Charles Howlett (September 1864 – 17 August 1906) was an English footballer who played for Sheffield United as a goalkeeper in The Football League, with whom he made over 100 competitive appearances. Born in Glanford he also had two spells at Gainsborough Trinity.

==Playing career==
Howlett started his career in Gainsborough, Lincolnshire but was living in Grenoside near Sheffield when Sheffield United placed adverts in the local press announcing the formation of the club and asking for players. Responding to the appeal he was selected as the side's first goalkeeper and remained with the club for five seasons. He appeared in the club's first ever game against Notts Rangers and in their debut FA Cup campaign which saw both the team's biggest ever victory and heaviest ever defeat in the competition, a 13–0 defeat at the hands of Bolton Wanderers.

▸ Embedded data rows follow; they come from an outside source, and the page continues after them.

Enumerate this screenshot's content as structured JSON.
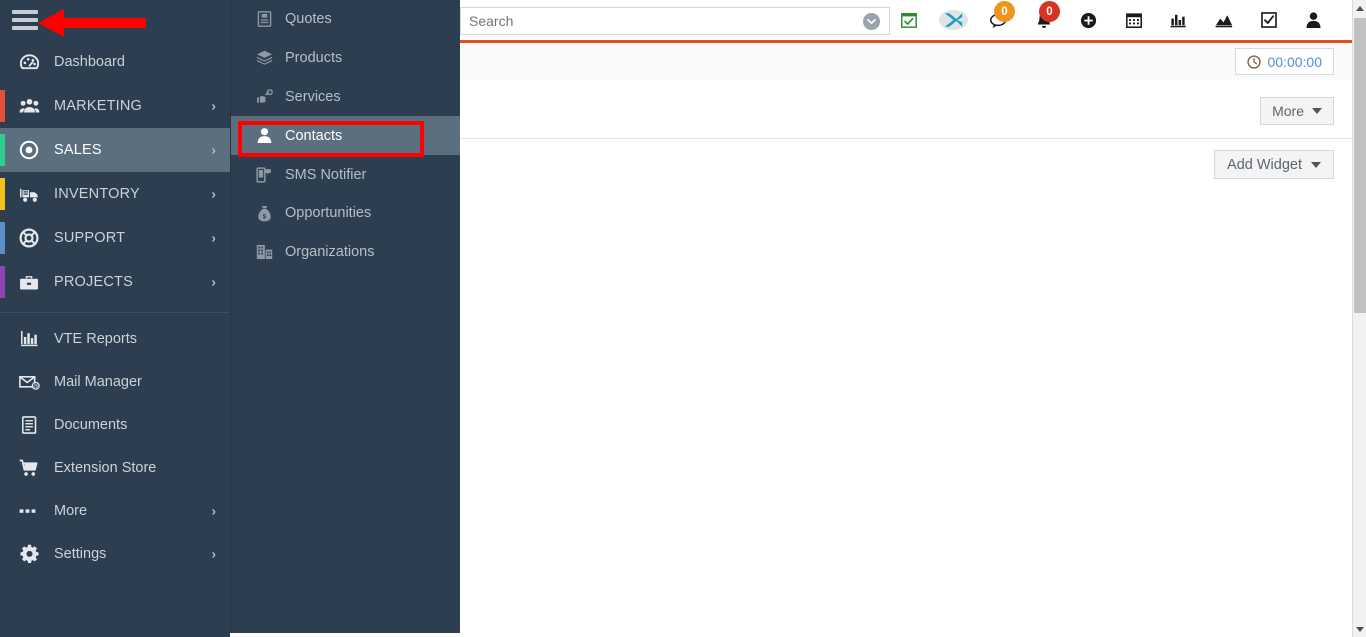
{
  "sidebar": {
    "hamburger_icon": "hamburger-menu-icon",
    "primary": [
      {
        "label": "Dashboard",
        "icon": "dashboard-gauge-icon",
        "accent": "",
        "chevron": false,
        "active": false
      },
      {
        "label": "MARKETING",
        "icon": "marketing-people-icon",
        "accent": "#e2513a",
        "chevron": true,
        "active": false
      },
      {
        "label": "SALES",
        "icon": "sales-target-icon",
        "accent": "#2ecc8f",
        "chevron": true,
        "active": true
      },
      {
        "label": "INVENTORY",
        "icon": "inventory-truck-icon",
        "accent": "#f0c419",
        "chevron": true,
        "active": false
      },
      {
        "label": "SUPPORT",
        "icon": "support-lifebuoy-icon",
        "accent": "#5b8fc9",
        "chevron": true,
        "active": false
      },
      {
        "label": "PROJECTS",
        "icon": "projects-briefcase-icon",
        "accent": "#8e44ad",
        "chevron": true,
        "active": false
      }
    ],
    "secondary": [
      {
        "label": "VTE Reports",
        "icon": "bar-chart-icon",
        "chevron": false
      },
      {
        "label": "Mail Manager",
        "icon": "envelope-at-icon",
        "chevron": false
      },
      {
        "label": "Documents",
        "icon": "document-icon",
        "chevron": false
      },
      {
        "label": "Extension Store",
        "icon": "shopping-cart-icon",
        "chevron": false
      },
      {
        "label": "More",
        "icon": "ellipsis-icon",
        "chevron": true
      },
      {
        "label": "Settings",
        "icon": "gear-icon",
        "chevron": true
      }
    ]
  },
  "submenu": {
    "parent": "SALES",
    "items": [
      {
        "label": "Quotes",
        "icon": "quote-document-icon",
        "active": false
      },
      {
        "label": "Products",
        "icon": "product-box-icon",
        "active": false
      },
      {
        "label": "Services",
        "icon": "services-wrench-icon",
        "active": false
      },
      {
        "label": "Contacts",
        "icon": "contact-person-icon",
        "active": true
      },
      {
        "label": "SMS Notifier",
        "icon": "sms-phone-icon",
        "active": false
      },
      {
        "label": "Opportunities",
        "icon": "money-bag-icon",
        "active": false
      },
      {
        "label": "Organizations",
        "icon": "organization-building-icon",
        "active": false
      }
    ]
  },
  "annotations": {
    "highlight_target": "Contacts",
    "arrow_target": "hamburger-menu-icon",
    "color": "#fe0000"
  },
  "topbar": {
    "search": {
      "value": "",
      "placeholder": "Search"
    },
    "icons": [
      {
        "name": "calendar-check-icon",
        "badge": null
      },
      {
        "name": "vtiger-x-logo-icon",
        "badge": null
      },
      {
        "name": "chat-bubble-icon",
        "badge": "0",
        "badge_color": "#f0941e"
      },
      {
        "name": "bell-notification-icon",
        "badge": "0",
        "badge_color": "#d63323"
      },
      {
        "name": "add-plus-icon",
        "badge": null
      },
      {
        "name": "calendar-icon",
        "badge": null
      },
      {
        "name": "bar-chart-icon",
        "badge": null
      },
      {
        "name": "area-chart-icon",
        "badge": null
      },
      {
        "name": "checkbox-task-icon",
        "badge": null
      },
      {
        "name": "user-profile-icon",
        "badge": null
      }
    ],
    "accent_color": "#e2511e"
  },
  "content": {
    "timer": {
      "label": "00:00:00",
      "icon": "clock-icon"
    },
    "more_button": {
      "label": "More",
      "icon": "chevron-down-icon"
    },
    "add_widget_button": {
      "label": "Add Widget",
      "icon": "chevron-down-icon"
    }
  }
}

Howlett had poor eyesight and needed to wear glasses during games and as a consequence tried to avoid being charged by opposition players, often punching away shots instead of catching them, including shots along the ground. During the FA Cup game against Bolton it was reported that he had spent most of the game searching for his glasses in the muddy goalmouth.

Despite this Howlett remained first choice keeper for the club's first three seasons but shared goalkeeping duties with Will Lilley for the following two. Following his departure from Bramall Lane Howlett returned to his previous club Gainsborough Trinity where he played for another nine seasons before retiring.

==Honours==
Sheffield United
- Football League Division Two
  - Runner-up: 1892–93

==Personal life==
After retiring from playing Howlett settled in Birmingham before returning to live in Gainsborough following the death of his wife.